Technical Implementation
-
Establish a documented review plan and cadence. Define a review schedule (for example, quarterly) and triggers for out-of-cycle reviews (such as major incidents, network architecture changes, mergers, or regulatory updates). Put the cadence and triggers in a short, approved plan that specifies scope, participants, and outputs.
-
Assign clear roles and responsibilities. Designate the cybersecurity function as the owner of the review process, with IT operations responsible for implementing technical changes. Identify a single approver (e.g., the head of the organization or their deputy) who will sign off on changes, and maintain a documented delegation if approvals are delegated.
-
Use checklists and tool-assisted evidence collection. Create a standard checklist covering critical network items (firewall rules, segmentation, VPN access, remote access controls, IDS/IPS tuning, patch level, logging/monitoring settings). Perform the review via email for small updates or through a compliance management/ticketing system to capture evidence, statuses, and approvals.
-
Perform risk-based validation and testing. For each proposed change or confirmed requirement, assess impact and likelihood, run configuration validation (e.g., firewall rule review, vulnerability scans, segmentation tests), and, where practical, perform controlled tests in a lab or staging environment before applying changes to production.
-
Document changes, decisions and approvals.
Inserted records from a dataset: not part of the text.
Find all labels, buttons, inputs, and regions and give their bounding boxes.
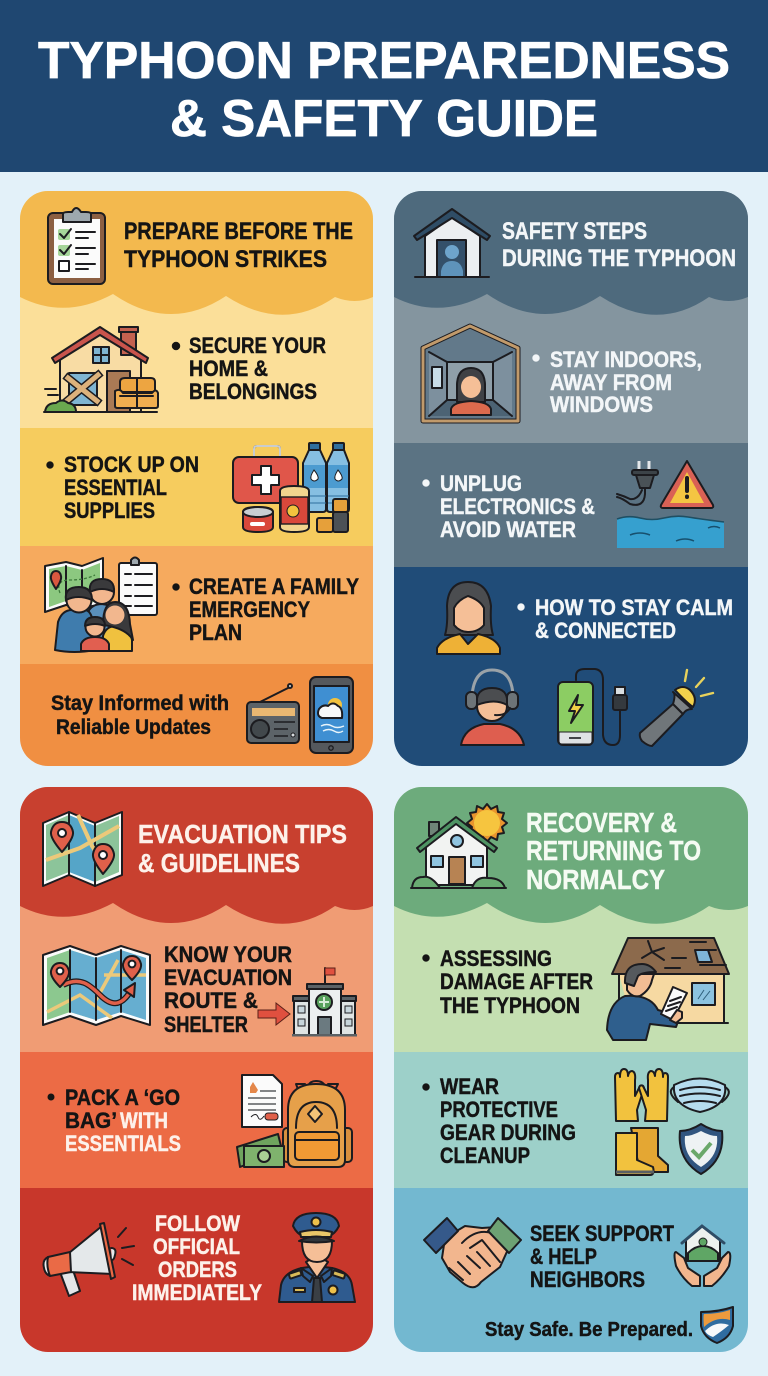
- bullet: stay calm and connected: [518, 595, 733, 643]
- bullet: go bag: BAG’: [65, 1108, 117, 1133]
- bullet: protective gear: GEAR DURING: [440, 1120, 576, 1145]
- bullet: know your route: [164, 942, 292, 1037]
- panel: evacuation tips: [20, 787, 373, 1352]
- bullet: follow orders: OFFICIAL: [153, 1234, 240, 1259]
- text: stay informed: [51, 692, 229, 739]
- bullet: secure home: [172, 333, 326, 404]
- bullet: go bag: PACK A ‘GO: [65, 1085, 180, 1110]
- panel: safety during the typhoon: [394, 191, 748, 766]
- icon: map with pins: [43, 812, 122, 886]
- heading: evacuation tips: EVACUATION TIPS: [138, 819, 347, 849]
- bullet: protective gear: [422, 1074, 576, 1168]
- bullet: protective gear: CLEANUP: [440, 1143, 530, 1168]
- icon: megaphone: [44, 1223, 134, 1296]
- bullet: seek support: & HELP: [530, 1244, 597, 1269]
- icon: calm woman: [437, 582, 500, 654]
- title: [38, 32, 730, 148]
- bullet: follow orders: FOLLOW: [155, 1211, 241, 1236]
- bullet: know your route: SHELTER: [164, 1012, 248, 1037]
- bullet: secure home: HOME &: [189, 356, 268, 381]
- bullet: assessing damage: DAMAGE AFTER: [440, 969, 593, 994]
- bullet: stock supplies: SUPPLIES: [64, 498, 155, 523]
- heading: safety steps: SAFETY STEPS: [502, 218, 647, 245]
- title: TYPHOON PREPAREDNESS: [38, 32, 730, 90]
- bullet: go bag: [48, 1085, 181, 1156]
- bullet: stay indoors: [532, 347, 702, 417]
- bullet: family plan: EMERGENCY: [189, 597, 310, 622]
- bullet: know your route: EVACUATION: [164, 965, 292, 990]
- bullet: stay indoors: WINDOWS: [550, 392, 653, 417]
- bullet: stay calm and connected: & CONNECTED: [535, 618, 676, 643]
- icon: radio: [247, 684, 299, 743]
- bullet: stay indoors: STAY INDOORS,: [550, 347, 702, 372]
- icon: hands holding house: [674, 1226, 730, 1286]
- title banner: [0, 0, 768, 172]
- footer: stay safe: Stay Safe. Be Prepared.: [485, 1319, 693, 1341]
- bullet: stay calm and connected: HOW TO STAY CALM: [535, 595, 733, 620]
- icon: police officer: [279, 1213, 355, 1302]
- bullet: family plan: CREATE A FAMILY: [189, 574, 359, 599]
- text: stay informed: Reliable Updates: [56, 716, 211, 739]
- bullet: know your route: ROUTE &: [164, 988, 258, 1013]
- title: & SAFETY GUIDE: [170, 90, 598, 148]
- bullet: unplug electronics: AVOID WATER: [440, 517, 576, 542]
- heading: safety steps: [502, 218, 736, 272]
- bullet: follow orders: ORDERS: [158, 1257, 237, 1282]
- bullet: go bag: ESSENTIALS: [65, 1131, 181, 1156]
- bullet: family plan: PLAN: [189, 620, 242, 645]
- icon: house with sun: [411, 804, 507, 888]
- text: stay informed: Stay Informed with: [51, 692, 229, 715]
- arrow to shelter: [258, 1003, 290, 1025]
- icon: smartphone with weather: [310, 677, 353, 753]
- icon: handshake: [424, 1218, 521, 1287]
- bullet: follow orders: IMMEDIATELY: [132, 1280, 262, 1305]
- bullet: protective gear: WEAR: [440, 1074, 499, 1099]
- panel: recovery: [394, 787, 748, 1352]
- bullet: stock supplies: ESSENTIAL: [64, 475, 167, 500]
- bullet: stock supplies: STOCK UP ON: [64, 452, 199, 477]
- icon: family with map and checklist: [45, 558, 157, 652]
- bullet: assessing damage: THE TYPHOON: [440, 993, 580, 1018]
- heading: recovery: [526, 807, 701, 895]
- bullet: seek support: NEIGHBORS: [530, 1267, 645, 1292]
- bullet: stay indoors: AWAY FROM: [550, 370, 672, 395]
- icon: shelter building: [292, 968, 357, 1036]
- bullet: seek support: SEEK SUPPORT: [530, 1221, 674, 1246]
- bullet: protective gear: PROTECTIVE: [440, 1097, 558, 1122]
- icon: flashlight: [640, 670, 713, 746]
- icon: gloves, mask, boots and shield: [615, 1069, 729, 1175]
- bullet: go bag: WITH: [120, 1108, 168, 1133]
- bullet: secure home: BELONGINGS: [189, 379, 317, 404]
- bullet: assessing damage: [422, 946, 593, 1018]
- icon: evacuation route map: [43, 946, 150, 1025]
- heading: recovery: RETURNING TO: [526, 835, 701, 866]
- icon: person with headset: [461, 670, 524, 745]
- icon: boarded house with sofa: [44, 327, 158, 412]
- panel: prepare before the typhoon: [20, 191, 373, 766]
- bullet: secure home: SECURE YOUR: [189, 333, 326, 358]
- icon: wave shield logo: [701, 1307, 733, 1343]
- bullet: family plan: [172, 574, 359, 645]
- bullet: seek support: [530, 1221, 674, 1292]
- icon: first aid kit, cans and water: [233, 443, 349, 532]
- bullet: know your route: KNOW YOUR: [164, 942, 292, 967]
- heading: prepare: [124, 218, 353, 273]
- icon: person in room away from windows: [423, 326, 518, 421]
- bullet: stock supplies: [46, 452, 199, 523]
- heading: evacuation tips: [138, 819, 347, 878]
- icon: power bank: [558, 669, 627, 746]
- icon: documents, cash and backpack: [237, 1075, 352, 1167]
- heading: recovery: RECOVERY &: [526, 807, 677, 838]
- bullet: assessing damage: ASSESSING: [440, 946, 552, 971]
- icon: plug, warning sign and water: [617, 461, 724, 548]
- icon: house with person: [414, 209, 490, 277]
- bullet: unplug electronics: UNPLUG: [440, 471, 522, 496]
- heading: prepare: PREPARE BEFORE THE: [124, 218, 353, 245]
- bullet: unplug electronics: ELECTRONICS &: [440, 494, 595, 519]
- heading: evacuation tips: & GUIDELINES: [138, 848, 300, 878]
- heading: recovery: NORMALCY: [526, 864, 665, 895]
- bullet: unplug electronics: [422, 471, 595, 542]
- icon: person assessing damaged house: [607, 938, 729, 1040]
- bullet: follow orders: [132, 1211, 262, 1305]
- heading: prepare: TYPHOON STRIKES: [124, 246, 327, 273]
- icon: clipboard checklist: [48, 208, 105, 284]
Keep a change log that records what was reviewed, the outcome, the technical changes applied, date/time, who performed the work, and explicit approval by the designated executive. Retain review evidence for your retention period to support audits and regulatory inquiries.
-
Monitor legal and regulatory changes and incorporate them into reviews. Maintain a short watchlist of laws, industry rules and customer contractual obligations that affect network security; update the review plan and requirements immediately when obligations change.
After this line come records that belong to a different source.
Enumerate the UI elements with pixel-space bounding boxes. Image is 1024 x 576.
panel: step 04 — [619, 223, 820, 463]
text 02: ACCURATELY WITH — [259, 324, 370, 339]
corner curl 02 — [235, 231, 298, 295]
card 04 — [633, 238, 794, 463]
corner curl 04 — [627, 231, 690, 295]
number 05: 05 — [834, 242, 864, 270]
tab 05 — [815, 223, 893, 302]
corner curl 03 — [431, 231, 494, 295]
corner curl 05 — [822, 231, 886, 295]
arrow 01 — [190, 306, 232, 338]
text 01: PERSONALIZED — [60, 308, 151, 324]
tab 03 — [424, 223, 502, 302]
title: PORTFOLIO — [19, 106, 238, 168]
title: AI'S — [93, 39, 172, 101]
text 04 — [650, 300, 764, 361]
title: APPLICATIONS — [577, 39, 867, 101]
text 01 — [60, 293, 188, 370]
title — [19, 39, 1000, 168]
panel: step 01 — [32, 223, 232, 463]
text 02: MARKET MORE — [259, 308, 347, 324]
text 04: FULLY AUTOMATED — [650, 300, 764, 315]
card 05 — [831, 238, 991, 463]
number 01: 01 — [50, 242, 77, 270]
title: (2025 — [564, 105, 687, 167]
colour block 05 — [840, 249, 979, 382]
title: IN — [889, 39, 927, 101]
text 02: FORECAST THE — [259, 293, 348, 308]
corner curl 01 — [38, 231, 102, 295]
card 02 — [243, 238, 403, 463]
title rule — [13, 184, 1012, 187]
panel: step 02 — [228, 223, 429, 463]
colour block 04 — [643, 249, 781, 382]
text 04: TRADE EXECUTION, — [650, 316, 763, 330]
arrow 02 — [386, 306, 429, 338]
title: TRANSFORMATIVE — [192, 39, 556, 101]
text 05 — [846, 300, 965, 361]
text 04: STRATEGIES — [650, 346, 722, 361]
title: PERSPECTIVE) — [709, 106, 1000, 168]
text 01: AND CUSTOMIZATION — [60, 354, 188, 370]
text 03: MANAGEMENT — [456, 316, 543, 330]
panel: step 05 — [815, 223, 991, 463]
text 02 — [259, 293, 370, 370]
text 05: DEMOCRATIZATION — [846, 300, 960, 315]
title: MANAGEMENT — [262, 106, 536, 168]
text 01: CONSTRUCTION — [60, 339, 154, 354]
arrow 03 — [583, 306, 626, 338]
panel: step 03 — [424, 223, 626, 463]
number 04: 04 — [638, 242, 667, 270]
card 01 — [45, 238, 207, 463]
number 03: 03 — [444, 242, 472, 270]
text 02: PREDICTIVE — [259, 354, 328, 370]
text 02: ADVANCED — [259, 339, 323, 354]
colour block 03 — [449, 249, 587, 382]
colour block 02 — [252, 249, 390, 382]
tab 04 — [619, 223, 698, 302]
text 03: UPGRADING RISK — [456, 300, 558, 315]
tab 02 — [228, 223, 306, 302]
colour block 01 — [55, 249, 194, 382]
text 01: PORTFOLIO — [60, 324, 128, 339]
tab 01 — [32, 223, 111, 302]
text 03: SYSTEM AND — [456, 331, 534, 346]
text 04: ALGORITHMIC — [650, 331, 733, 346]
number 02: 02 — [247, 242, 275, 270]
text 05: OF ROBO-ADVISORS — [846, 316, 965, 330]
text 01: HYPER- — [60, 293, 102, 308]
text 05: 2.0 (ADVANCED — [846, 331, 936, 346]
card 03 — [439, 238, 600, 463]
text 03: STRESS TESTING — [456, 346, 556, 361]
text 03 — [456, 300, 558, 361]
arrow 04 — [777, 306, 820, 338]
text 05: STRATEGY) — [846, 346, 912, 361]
Example in a Small or Medium Business
Acme Financial Services is a 60-person SMB that manages client financial data and uses a modest cloud-hosted network with on-premises VPN and a firewall. The company’s security lead develops a documented quarterly review plan that lists what will be checked each quarter: firewall rules, VPN access lists, segmentation between client data and general office networks, logging/retention settings, and patch status of network appliances. The security lead schedules a one-hour review meeting with the IT manager and a representative from operations; they run automated vulnerability and configuration scans ahead of the meeting and attach results to the review ticket in their compliance system. During the review they identify an outdated VPN configuration that permits legacy protocols; the IT manager implements a mitigation in a staging environment, documents the change in the ticket, and schedules a maintenance window to deploy to production. The security lead updates the requirement document to remove the legacy protocol allowance and annotates the change log. Because the change touches client data handling, the head of the company reviews the ticket summary and signs off electronically. Acme keeps the review artifacts for two years to support client audits and updates the review plan immediately after a new regional data protection guideline is announced to ensure continued compliance.
Summary
Periodic, documented reviews tie policy to technical controls: a clear plan and cadence ensure reviews happen regularly, role definitions ensure accountability, checklists and automated scans provide repeatable technical validation, and documented approvals demonstrate governance. For SMBs this approach keeps network security requirements current with operational changes and legal obligations while producing the evidence needed for audits and informed decision-making.